Getting equations from a network graph I am learning about Network Analysis in Linear Algebra and I need help figuring out how to get the equations from this graph:
The arrows represent how many particles are going in a given direction.

The back of the book tells me they are:
$$x_1 + x_2 = 20$$
$$x_3 + 20 = x_4$$
$$x_2 + x_3 = 20$$
$$x_1 + 10 = x_5$$
$$x_5 + 10 = x_4$$
From my understanding, if we look at first equation, there are twenty particles going to the $1$ and they can split in two directions. So if you add up $x_1$ and $x_2$, they should equal twenty as it is impossible to go higher than that.
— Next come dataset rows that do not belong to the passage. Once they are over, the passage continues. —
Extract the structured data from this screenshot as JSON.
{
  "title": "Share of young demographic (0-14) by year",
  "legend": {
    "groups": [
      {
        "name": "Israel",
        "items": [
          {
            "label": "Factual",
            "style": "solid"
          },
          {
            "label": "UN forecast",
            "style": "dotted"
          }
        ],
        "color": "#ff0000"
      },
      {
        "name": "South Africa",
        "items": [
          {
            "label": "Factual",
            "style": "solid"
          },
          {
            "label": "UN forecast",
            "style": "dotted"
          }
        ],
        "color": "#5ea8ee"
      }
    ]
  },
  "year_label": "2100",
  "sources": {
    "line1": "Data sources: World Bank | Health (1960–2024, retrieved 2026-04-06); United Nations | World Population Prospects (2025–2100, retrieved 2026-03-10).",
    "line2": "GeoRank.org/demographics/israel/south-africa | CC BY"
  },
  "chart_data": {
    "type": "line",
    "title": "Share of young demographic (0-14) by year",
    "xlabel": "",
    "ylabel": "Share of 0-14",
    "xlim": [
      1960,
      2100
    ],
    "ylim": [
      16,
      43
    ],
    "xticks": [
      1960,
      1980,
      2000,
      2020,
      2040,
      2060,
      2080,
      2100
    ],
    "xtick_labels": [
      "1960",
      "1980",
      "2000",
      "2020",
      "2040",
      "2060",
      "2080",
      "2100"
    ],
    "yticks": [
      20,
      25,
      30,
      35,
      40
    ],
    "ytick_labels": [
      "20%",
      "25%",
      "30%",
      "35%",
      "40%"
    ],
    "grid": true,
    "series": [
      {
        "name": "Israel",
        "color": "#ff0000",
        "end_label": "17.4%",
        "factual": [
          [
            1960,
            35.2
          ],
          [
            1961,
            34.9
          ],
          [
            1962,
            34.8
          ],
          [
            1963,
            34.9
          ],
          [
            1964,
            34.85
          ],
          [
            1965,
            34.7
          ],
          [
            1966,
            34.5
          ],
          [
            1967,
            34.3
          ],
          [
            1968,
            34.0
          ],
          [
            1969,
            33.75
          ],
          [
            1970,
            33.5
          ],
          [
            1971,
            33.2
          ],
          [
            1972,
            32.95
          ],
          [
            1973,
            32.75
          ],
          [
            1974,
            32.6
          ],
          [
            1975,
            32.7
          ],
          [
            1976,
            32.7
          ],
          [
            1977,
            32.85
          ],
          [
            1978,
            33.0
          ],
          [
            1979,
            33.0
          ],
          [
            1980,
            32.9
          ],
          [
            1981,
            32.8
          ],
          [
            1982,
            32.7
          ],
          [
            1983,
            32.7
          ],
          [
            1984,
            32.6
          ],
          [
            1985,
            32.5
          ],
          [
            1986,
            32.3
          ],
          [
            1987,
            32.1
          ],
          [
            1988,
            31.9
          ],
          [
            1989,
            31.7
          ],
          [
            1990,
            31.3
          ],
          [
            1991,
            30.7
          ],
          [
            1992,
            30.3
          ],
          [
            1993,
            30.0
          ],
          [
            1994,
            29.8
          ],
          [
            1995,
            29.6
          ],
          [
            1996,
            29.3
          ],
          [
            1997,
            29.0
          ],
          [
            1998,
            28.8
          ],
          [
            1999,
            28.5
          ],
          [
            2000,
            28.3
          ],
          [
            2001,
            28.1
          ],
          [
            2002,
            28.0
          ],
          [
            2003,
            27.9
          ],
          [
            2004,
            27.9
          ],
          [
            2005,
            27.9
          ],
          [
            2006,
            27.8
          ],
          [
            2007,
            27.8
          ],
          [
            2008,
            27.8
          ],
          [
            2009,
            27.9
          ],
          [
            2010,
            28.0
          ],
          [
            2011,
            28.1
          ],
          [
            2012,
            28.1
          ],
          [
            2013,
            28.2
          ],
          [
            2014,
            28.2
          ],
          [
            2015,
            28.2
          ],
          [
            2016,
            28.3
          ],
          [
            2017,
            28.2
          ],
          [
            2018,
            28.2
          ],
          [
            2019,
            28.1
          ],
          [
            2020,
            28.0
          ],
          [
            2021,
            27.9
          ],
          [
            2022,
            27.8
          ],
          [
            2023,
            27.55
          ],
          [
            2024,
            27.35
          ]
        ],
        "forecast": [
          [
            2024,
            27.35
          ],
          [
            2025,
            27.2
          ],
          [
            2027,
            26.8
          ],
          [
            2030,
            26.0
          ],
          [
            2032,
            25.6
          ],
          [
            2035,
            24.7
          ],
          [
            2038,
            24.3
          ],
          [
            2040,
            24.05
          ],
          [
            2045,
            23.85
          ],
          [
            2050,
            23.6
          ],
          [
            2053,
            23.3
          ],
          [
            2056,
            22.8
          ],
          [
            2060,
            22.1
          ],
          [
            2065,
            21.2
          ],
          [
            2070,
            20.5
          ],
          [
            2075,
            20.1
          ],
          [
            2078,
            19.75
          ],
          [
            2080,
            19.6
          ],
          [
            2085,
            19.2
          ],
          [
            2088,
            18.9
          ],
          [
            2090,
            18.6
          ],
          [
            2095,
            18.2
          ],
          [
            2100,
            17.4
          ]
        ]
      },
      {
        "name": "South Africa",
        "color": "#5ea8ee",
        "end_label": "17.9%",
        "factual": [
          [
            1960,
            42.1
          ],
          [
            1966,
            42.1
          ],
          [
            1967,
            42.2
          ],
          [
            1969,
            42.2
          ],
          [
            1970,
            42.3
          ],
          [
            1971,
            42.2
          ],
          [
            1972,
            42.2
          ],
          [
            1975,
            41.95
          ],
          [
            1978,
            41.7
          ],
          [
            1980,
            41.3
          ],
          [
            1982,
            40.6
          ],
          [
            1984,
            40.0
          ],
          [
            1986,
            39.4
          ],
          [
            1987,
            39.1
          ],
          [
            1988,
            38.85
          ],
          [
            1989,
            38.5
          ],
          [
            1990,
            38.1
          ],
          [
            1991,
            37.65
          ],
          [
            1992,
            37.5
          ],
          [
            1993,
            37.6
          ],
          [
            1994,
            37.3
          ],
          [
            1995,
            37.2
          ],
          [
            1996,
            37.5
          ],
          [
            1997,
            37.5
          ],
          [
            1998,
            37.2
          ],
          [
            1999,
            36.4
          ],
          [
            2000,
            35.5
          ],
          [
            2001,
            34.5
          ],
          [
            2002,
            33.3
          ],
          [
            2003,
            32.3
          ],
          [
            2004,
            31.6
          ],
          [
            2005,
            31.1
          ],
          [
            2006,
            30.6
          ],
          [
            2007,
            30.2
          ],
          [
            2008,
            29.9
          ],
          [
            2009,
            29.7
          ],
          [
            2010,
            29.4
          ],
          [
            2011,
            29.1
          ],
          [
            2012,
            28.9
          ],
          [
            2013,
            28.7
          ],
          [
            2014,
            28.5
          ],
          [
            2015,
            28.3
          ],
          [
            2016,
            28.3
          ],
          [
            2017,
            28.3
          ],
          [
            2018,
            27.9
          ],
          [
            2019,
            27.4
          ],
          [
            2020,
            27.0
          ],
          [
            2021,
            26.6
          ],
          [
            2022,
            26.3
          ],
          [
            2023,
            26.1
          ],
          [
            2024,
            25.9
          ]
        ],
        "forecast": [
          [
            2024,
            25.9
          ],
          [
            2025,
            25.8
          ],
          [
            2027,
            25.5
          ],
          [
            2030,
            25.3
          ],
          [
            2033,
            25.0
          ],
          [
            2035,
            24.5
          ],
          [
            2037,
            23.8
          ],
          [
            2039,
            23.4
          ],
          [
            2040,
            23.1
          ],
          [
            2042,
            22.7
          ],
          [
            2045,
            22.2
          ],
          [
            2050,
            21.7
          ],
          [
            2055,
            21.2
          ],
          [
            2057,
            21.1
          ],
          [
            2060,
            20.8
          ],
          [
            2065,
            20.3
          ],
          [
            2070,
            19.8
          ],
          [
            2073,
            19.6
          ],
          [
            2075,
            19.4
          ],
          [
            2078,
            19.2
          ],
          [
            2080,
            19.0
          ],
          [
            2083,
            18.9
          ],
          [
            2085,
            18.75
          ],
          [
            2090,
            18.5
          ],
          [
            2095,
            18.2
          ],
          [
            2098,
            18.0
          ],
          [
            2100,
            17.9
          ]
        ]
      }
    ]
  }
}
Even if I am correctly analyzing the first equation, I don't understand the rest of the equations that the book gives. For example, how does $x_3 + 20 = x_4$? What do $x_3$ and $20$ have to do with $x_4$?
Any help would be appreciated. Thank you!
 A: I rewrote the equations to make it more clear:
$$\begin{array}{rlcl}
\text{(node)} & \sum\text{outgoing} &=& \sum\text{incoming} \\[6pt]
\hline
(1) & x_1 + x_2 &=& 20 \\
(2) & x_3 + 20 &=& x_4 \\
(3) & 10 + 10 &=& x_2 + x_3 \\
(4) & x_1 + 10 &=& x_5 \\
(5) & x_4 &=& 10 + x_5 \\
\end{array}$$
The numbers in parentheses on the left correspond to the nodes in your network. The left side of each equation is the sum of the outgoing arrows at that node. The right side of each equation is the sum of the incoming arrows at that node.
As Johanna noted in the other answer, this is known as Kirchoff's (current) law. It is used in circuit analysis in electrical engineering: the incoming current at a node is equal to the the outgoing current. It is also seen in graph theory when studying flows. In particular, nowhere-zero flows (where no arrows have a "$0$" for their value) are closely related to graph coloring.
A: The equations are found using Kirchoff's law: the sum of the values going in has to equal the sum of the values going out at each vertex. For vertex $2$, you have $20$ and $x_3$ particles going out, so $20 +x_3$ has to equal what is going into the vertex, namely $x_4$. Hence that vertex gives you the equation $x_3 + 20 = x_4$. Then they do the exact same analysis to each vertex to get each of the equations. Does it make more sense now?